The Government and Online Privacy

Copley News Service, 09/27/2000

Would you rather trust Charles Schwab, Wal-Mart or L.L. Bean with your private financial information, or the government?

If you feel slightly queasy when a waiter disappears with your credit card for 20 minutes, just think about the Internal Revenue Service downloading your electronically filed tax forms and leaving a “cookie” on your computer to follow you around the Web. If you believe your privacy is secure in dealings with the government, you might want to think again — particularly in light of a new report commissioned by Congressman Steve Horn, chairman of the House Subcommittee on Government Management, Information, and Technology.

Drawing on information gathered by the General Accounting Office and the various inspectors general serving throughout the executive branch, Horn found that when it comes to protecting your privacy with secure computer systems, the federal government as a whole earned a D minus minus.

That’s not very reassuring to citizens who are compelled to entrust their government with very personal information such as Social Security numbers, income tax filings, employment and immigration status and medical histories. It’s particularly disturbing when so many government officials are complaining about the danger of private-sector misuse of personal financial information.

Federal Trade Commission member Orson Swindle made a compelling point when he congratulated the FTC for supporting industry guidelines for self-regulation when it comes safeguarding privacy on the Internet. Swindle noted that the commission contradicted itself in supporting self-regulation yet calling for sweeping new regulatory oversight of Internet privacy practices.

In fact, as the Horn report now makes clear, if there is any need for new oversight, we should start with the government itself. Horn and the GAO applied the same industry-developed standards backed by the FTC, including notice to customers of information collection, customer opt-out and security guidelines.

Of the 24 federal agencies held up to scrutiny, more than one out of four received a failing grade, and only two (the Social Security Administration and National Science Foundation) received as much as a “B.” In practical terms, this means that you and I can’t be sure we know when our government is collecting information about us on-line.

Back in June, Wired News reported that many federal agencies are using cookies to track and gather information on users of their Web sites, including the Federal Reserve, the Immigration and Naturalization Service, the Justice Department and the Energy Department. These practices were ongoing, despite government-wide guidance issued by Office of Management and Budget that was supposed to limit agency use of cookies to track people on-line.

What about the private sector? Despite the self-regulation guidelines approved by the FTC, companies that provide goods, services and information on-line are not generally required by law to follow specific practices and procedures. Even so, private sector options for protecting your personal and financial privacy are proliferating.
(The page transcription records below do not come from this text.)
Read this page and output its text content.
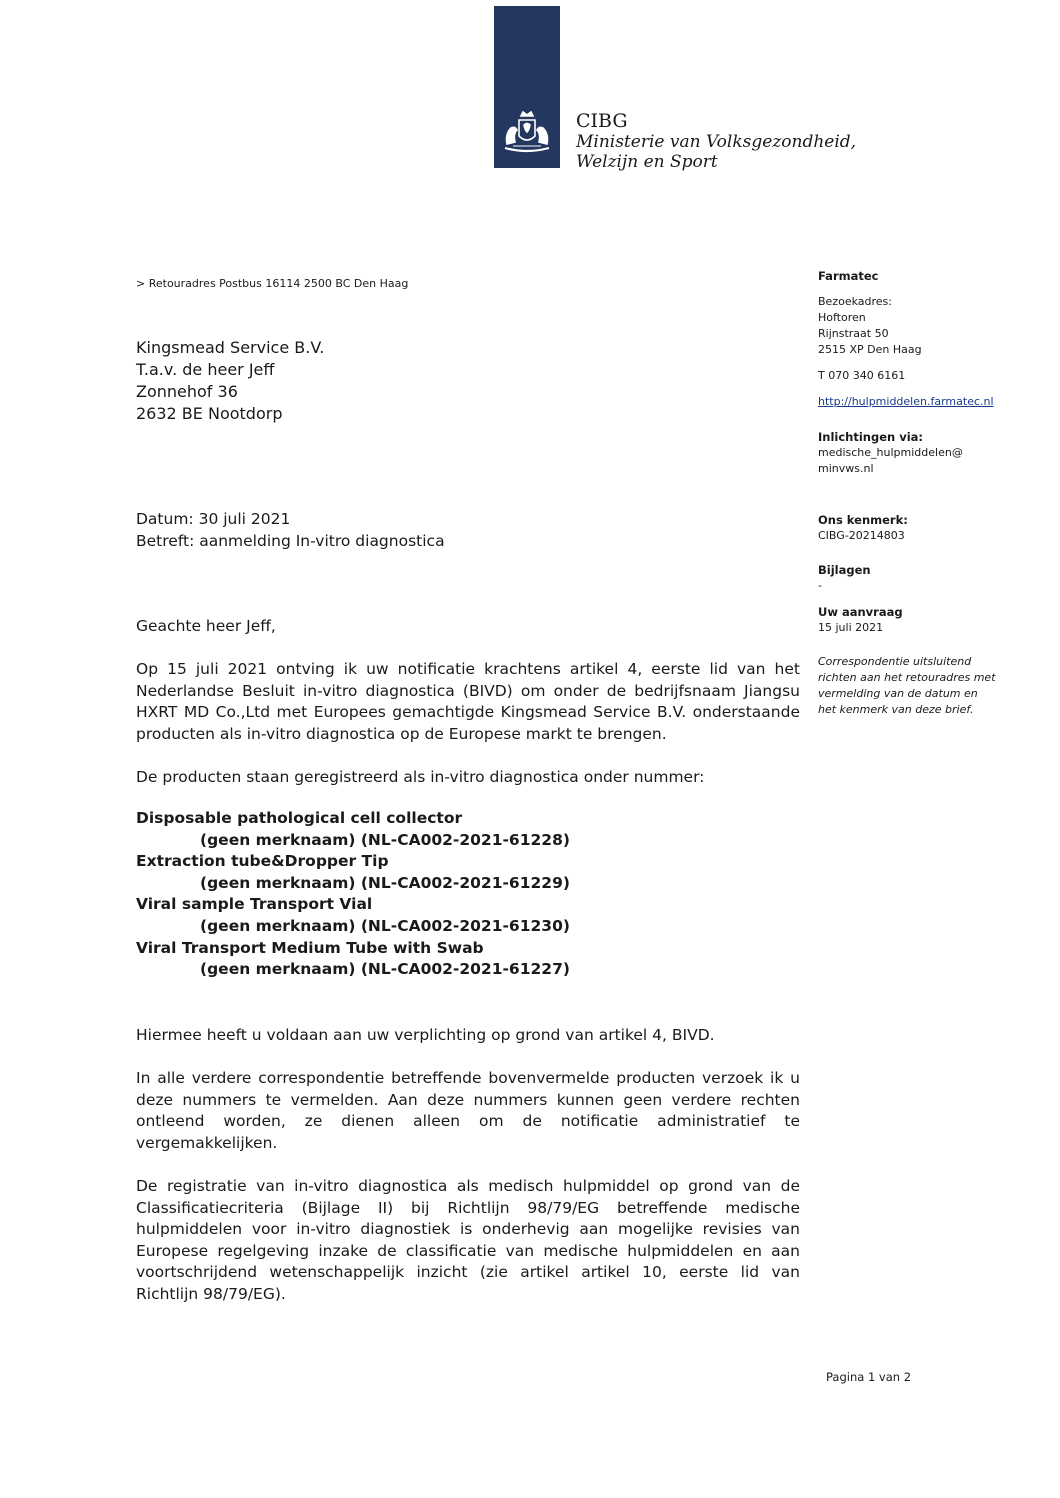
CIBG
Ministerie van Volksgezondheid,
Welzijn en Sport
> Retouradres Postbus 16114 2500 BC Den Haag
Kingsmead Service B.V.
T.a.v. de heer Jeff
Zonnehof 36
2632 BE Nootdorp
Farmatec
Bezoekadres:
Hoftoren
Rijnstraat 50
2515 XP Den Haag
T 070 340 6161
http://hulpmiddelen.farmatec.nl
Inlichtingen via:
medische_hulpmiddelen@
minvws.nl
Ons kenmerk:
CIBG-20214803
Bijlagen
-
Uw aanvraag
15 juli 2021
Correspondentie uitsluitend
richten aan het retouradres met
vermelding van de datum en
het kenmerk van deze brief.
Datum: 30 juli 2021
Betreft: aanmelding In-vitro diagnostica
Geachte heer Jeff,
Op 15 juli 2021 ontving ik uw notificatie krachtens artikel 4, eerste lid van het Nederlandse Besluit in-vitro diagnostica (BIVD) om onder de bedrijfsnaam Jiangsu HXRT MD Co.,Ltd met Europees gemachtigde Kingsmead Service B.V. onderstaande producten als in-vitro diagnostica op de Europese markt te brengen.
De producten staan geregistreerd als in-vitro diagnostica onder nummer:
Disposable pathological cell collector
(geen merknaam) (NL-CA002-2021-61228)
Extraction tube&Dropper Tip
(geen merknaam) (NL-CA002-2021-61229)
Viral sample Transport Vial
(geen merknaam) (NL-CA002-2021-61230)
Viral Transport Medium Tube with Swab
(geen merknaam) (NL-CA002-2021-61227)
Hiermee heeft u voldaan aan uw verplichting op grond van artikel 4, BIVD.
In alle verdere correspondentie betreffende bovenvermelde producten verzoek ik u deze nummers te vermelden. Aan deze nummers kunnen geen verdere rechten ontleend worden, ze dienen alleen om de notificatie administratief te vergemakkelijken.
De registratie van in-vitro diagnostica als medisch hulpmiddel op grond van de Classificatiecriteria (Bijlage II) bij Richtlijn 98/79/EG betreffende medische hulpmiddelen voor in-vitro diagnostiek is onderhevig aan mogelijke revisies van Europese regelgeving inzake de classificatie van medische hulpmiddelen en aan voortschrijdend wetenschappelijk inzicht (zie artikel artikel 10, eerste lid van Richtlijn 98/79/EG).
Pagina 1 van 2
It’s in the nature of the private sector, particularly in a time of rapid technological change like the Internet era, to come up with a wide range of solutions to new problems like on-line privacy and test them in the marketplace. Not all of these products will survive, and not all will suit the needs of all users. But it should be clear by now that we’re better off trusting the market’s invisible hand to look out for our interests on-line than a one-size-fits-all system of government regulation. Even if government bureaucrats could think through all the problems and come up with objective solutions, they couldn’t possibly anticipate the way technology and the marketplace will change tomorrow, next week or next year. The market is, by definition, much more responsive to change.

If you’re still not convinced, remember that government has already collected more information on us all than any private company ever could. If the government has lax computer security and privacy policies, we’re all put at risk. If a private company invades our privacy, only a discrete set of customers will be damaged. We need to minimize that risk, starting with the industry’s guidelines for self-regulation.

But let’s also read Horn’s report and demand that government earn our trust where protecting privacy is concerned.